Morris adds that “numerous lifecycle studies” have shown that for typical use patterns, single-use plastic bags are a better option than the alternatives when it comes to carbon emissions and consumption of natural resources.
Writing for City Journal, legendary environmental reporter John Tierney rejects the claim that “single-use plastic bags are the worst environmental choice at the supermarket. Wrong: they’re the best choice.” Despite being strong enough to handle the weekly shopping, they are “so thin and light that they require scant energy, water, or other natural resources to manufacture and transport.”
The result, Tierney reports: “The net effect of banning plastic grocery bags is more global warming. Exactly how much more depends on which researchers’ life-cycle analysis you choose, but there’s definitely more carbon dioxide in the atmosphere.”
And so, while environmentalists may be behind New Jersey’s anti-plastic-bag push, even green groups are acknowledging the data and advising carbon-sensitive consumers to shun cotton bags — including the organic ones — because of their larger carbon footprint.

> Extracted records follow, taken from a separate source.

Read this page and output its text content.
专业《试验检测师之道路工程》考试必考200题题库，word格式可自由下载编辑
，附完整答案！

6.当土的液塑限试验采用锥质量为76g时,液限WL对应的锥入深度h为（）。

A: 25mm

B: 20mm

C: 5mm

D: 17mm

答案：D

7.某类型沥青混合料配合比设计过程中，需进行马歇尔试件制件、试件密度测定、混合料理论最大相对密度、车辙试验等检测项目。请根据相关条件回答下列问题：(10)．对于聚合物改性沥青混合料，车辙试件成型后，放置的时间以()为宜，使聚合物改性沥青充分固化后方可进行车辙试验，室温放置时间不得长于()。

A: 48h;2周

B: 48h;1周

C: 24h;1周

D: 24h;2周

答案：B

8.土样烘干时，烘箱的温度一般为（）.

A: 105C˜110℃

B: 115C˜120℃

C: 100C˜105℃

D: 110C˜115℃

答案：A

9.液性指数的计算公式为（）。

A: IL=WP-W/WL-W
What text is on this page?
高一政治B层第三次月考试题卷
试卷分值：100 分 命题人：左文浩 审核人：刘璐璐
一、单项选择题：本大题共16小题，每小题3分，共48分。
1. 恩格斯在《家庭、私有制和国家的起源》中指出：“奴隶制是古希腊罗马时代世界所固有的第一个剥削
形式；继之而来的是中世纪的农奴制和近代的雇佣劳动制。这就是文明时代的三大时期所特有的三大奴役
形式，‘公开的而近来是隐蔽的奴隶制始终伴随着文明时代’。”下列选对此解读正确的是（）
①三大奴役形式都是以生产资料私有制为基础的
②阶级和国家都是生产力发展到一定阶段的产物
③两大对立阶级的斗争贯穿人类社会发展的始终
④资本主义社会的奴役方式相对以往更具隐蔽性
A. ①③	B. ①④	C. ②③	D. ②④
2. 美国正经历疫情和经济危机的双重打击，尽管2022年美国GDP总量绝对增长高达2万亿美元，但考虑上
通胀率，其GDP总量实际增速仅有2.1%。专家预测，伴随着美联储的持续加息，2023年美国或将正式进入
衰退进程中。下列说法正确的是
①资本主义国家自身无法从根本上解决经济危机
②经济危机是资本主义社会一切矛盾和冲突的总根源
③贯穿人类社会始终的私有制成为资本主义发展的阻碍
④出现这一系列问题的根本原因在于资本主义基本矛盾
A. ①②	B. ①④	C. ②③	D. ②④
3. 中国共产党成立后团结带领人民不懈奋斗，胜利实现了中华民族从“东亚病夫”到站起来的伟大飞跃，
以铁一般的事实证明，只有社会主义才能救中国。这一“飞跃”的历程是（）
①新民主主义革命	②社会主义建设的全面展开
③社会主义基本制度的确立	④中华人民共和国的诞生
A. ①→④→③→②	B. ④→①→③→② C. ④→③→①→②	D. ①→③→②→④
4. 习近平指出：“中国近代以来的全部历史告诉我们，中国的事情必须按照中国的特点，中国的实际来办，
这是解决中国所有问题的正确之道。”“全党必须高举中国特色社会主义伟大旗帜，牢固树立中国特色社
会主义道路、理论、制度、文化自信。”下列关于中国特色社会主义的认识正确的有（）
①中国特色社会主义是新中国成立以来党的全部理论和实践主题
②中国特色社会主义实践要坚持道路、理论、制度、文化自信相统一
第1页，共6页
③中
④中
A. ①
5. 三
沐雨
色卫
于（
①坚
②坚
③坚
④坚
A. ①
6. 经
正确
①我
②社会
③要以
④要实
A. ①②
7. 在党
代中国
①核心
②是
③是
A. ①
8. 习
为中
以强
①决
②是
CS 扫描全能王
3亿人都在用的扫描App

As for the “bag blowing in the wind” argument, Morris also has an answer for that.
“If a municipality is thinking about banning plastic bags because campaigners say the bags are causing litter, it is probably time to take a look at the litter and waste management situation,” says Morris. “The presence of plastic bags on streets, sewers, and beaches is a sign that people are not disposing of their waste properly.”